Maimonides, (1135-1204)

"It is dangerous to be right in matters on which the established authorities are wrong."

Voltaire

"The smart way to keep people passive and obedient is to strictly limit the spectrum of acceptable opinion, but allow very lively debate within that spectrum..."

Noam Chomsky, on creating echo chambers

"Debate refines a good idea. That's why we have two major parties in Congress. Somebody says, "I have a great idea for the country." We say, "Wonderful! Put it on the table. Let's debate." And we start the debate by questioning the guy who has this great idea. After the third question he says, "I withdraw my great idea. I forgot about those three questions.""

Jim Rohn, "The Treasury of Quotes"

"We (as a society) have to be committed to defending free speech however impolitic, or unpopular, or even wrong because defending that is the only barrier to violence. That's because the only way we can influence one another short of physical violence is thru speech, thru communicating ideas. The moment you say certain ideas can't be communicated you create a circumstance where people have no alternative but to go hands on you."
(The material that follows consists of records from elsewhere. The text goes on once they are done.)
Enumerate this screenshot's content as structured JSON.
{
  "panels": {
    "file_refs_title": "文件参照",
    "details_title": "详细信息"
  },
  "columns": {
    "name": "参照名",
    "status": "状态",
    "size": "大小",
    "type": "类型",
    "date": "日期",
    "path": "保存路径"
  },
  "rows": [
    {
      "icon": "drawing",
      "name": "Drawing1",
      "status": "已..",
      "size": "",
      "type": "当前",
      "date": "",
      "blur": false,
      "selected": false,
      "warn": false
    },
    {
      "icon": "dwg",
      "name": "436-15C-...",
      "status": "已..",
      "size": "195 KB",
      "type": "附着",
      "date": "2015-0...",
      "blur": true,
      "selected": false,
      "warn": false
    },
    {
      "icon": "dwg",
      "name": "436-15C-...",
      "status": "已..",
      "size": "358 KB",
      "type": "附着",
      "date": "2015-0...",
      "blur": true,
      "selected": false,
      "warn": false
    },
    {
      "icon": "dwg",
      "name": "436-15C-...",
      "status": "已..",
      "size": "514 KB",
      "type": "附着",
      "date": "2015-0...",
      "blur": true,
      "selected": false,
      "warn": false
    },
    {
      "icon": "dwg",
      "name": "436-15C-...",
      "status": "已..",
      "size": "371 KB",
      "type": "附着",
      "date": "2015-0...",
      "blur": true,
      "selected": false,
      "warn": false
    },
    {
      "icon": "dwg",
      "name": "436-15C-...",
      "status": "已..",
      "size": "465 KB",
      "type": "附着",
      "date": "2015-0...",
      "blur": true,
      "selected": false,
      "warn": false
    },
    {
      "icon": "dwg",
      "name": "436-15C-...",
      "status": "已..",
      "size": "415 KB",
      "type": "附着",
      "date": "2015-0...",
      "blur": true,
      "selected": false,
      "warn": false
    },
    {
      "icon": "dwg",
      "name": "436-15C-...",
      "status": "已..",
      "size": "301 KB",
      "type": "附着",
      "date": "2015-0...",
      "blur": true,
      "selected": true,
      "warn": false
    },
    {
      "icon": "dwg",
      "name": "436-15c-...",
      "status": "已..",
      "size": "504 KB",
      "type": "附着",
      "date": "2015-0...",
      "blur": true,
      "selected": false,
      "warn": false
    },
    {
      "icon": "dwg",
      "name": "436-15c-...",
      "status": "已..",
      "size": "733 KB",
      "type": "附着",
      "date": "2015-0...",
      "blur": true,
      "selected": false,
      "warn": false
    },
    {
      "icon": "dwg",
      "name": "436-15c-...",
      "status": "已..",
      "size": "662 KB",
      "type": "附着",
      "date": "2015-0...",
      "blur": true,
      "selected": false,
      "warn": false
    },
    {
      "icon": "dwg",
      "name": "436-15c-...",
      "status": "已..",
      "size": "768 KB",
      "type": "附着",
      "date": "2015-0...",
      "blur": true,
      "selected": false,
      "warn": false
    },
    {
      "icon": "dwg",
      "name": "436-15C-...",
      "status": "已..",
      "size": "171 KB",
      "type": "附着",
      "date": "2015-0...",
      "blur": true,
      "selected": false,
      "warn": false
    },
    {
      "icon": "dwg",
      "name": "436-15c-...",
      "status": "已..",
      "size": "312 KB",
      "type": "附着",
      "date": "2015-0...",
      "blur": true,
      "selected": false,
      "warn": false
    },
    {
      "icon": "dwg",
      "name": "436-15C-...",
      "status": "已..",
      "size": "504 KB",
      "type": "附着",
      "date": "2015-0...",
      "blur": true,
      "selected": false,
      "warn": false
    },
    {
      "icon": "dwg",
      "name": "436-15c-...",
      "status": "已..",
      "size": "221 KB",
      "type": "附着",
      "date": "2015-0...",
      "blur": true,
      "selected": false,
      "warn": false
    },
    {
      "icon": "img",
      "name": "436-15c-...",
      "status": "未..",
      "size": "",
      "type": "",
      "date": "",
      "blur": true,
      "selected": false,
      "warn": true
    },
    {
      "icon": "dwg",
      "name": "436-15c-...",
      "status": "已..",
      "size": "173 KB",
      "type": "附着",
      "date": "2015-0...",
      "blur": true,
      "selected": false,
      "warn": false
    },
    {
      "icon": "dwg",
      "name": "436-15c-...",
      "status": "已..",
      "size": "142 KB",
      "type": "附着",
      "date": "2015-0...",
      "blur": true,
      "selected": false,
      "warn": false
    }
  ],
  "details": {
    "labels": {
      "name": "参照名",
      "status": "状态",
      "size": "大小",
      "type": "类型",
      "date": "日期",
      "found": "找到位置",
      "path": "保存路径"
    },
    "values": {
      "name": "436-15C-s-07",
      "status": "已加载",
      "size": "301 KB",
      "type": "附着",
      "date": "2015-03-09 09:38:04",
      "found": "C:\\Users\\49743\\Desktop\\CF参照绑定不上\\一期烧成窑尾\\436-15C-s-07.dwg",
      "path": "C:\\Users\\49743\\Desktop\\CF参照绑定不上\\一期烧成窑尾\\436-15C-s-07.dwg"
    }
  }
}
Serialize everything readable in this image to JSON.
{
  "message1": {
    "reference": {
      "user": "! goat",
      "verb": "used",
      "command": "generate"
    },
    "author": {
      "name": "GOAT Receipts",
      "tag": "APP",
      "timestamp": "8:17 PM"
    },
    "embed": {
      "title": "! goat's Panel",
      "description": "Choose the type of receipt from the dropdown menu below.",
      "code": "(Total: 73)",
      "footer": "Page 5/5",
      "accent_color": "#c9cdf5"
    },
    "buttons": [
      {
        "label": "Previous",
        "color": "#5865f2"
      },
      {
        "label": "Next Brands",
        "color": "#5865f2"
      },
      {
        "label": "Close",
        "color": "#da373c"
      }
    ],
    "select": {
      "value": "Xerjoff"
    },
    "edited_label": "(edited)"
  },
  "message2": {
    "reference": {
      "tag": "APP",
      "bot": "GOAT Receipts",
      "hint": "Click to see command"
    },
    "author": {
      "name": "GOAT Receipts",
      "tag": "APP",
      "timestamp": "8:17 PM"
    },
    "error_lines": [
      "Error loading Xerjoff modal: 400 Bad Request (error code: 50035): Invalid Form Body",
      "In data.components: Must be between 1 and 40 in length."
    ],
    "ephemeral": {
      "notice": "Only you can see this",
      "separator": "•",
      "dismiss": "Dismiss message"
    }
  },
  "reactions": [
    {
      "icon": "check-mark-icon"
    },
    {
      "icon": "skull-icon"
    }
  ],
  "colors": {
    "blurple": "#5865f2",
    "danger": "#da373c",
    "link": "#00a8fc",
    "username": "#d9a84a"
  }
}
Sam Harris, Making Sense with Sam Harris, #67 - Meaning and Chaos

Quotes on Privacy and Surveillance

"Don't you see that the whole aim of Newspeak is to narrow the range of thought? In the end we shall make thoughtcrime literally impossible, because there will be no words in which to express it."

George Orwell, 1984

"There was of course no way of knowing whether you were being watched at any given moment. How often, or on what system, the Thought Police plugged in on any individual wire was guesswork. It was even conceivable that they watched everybody all the time."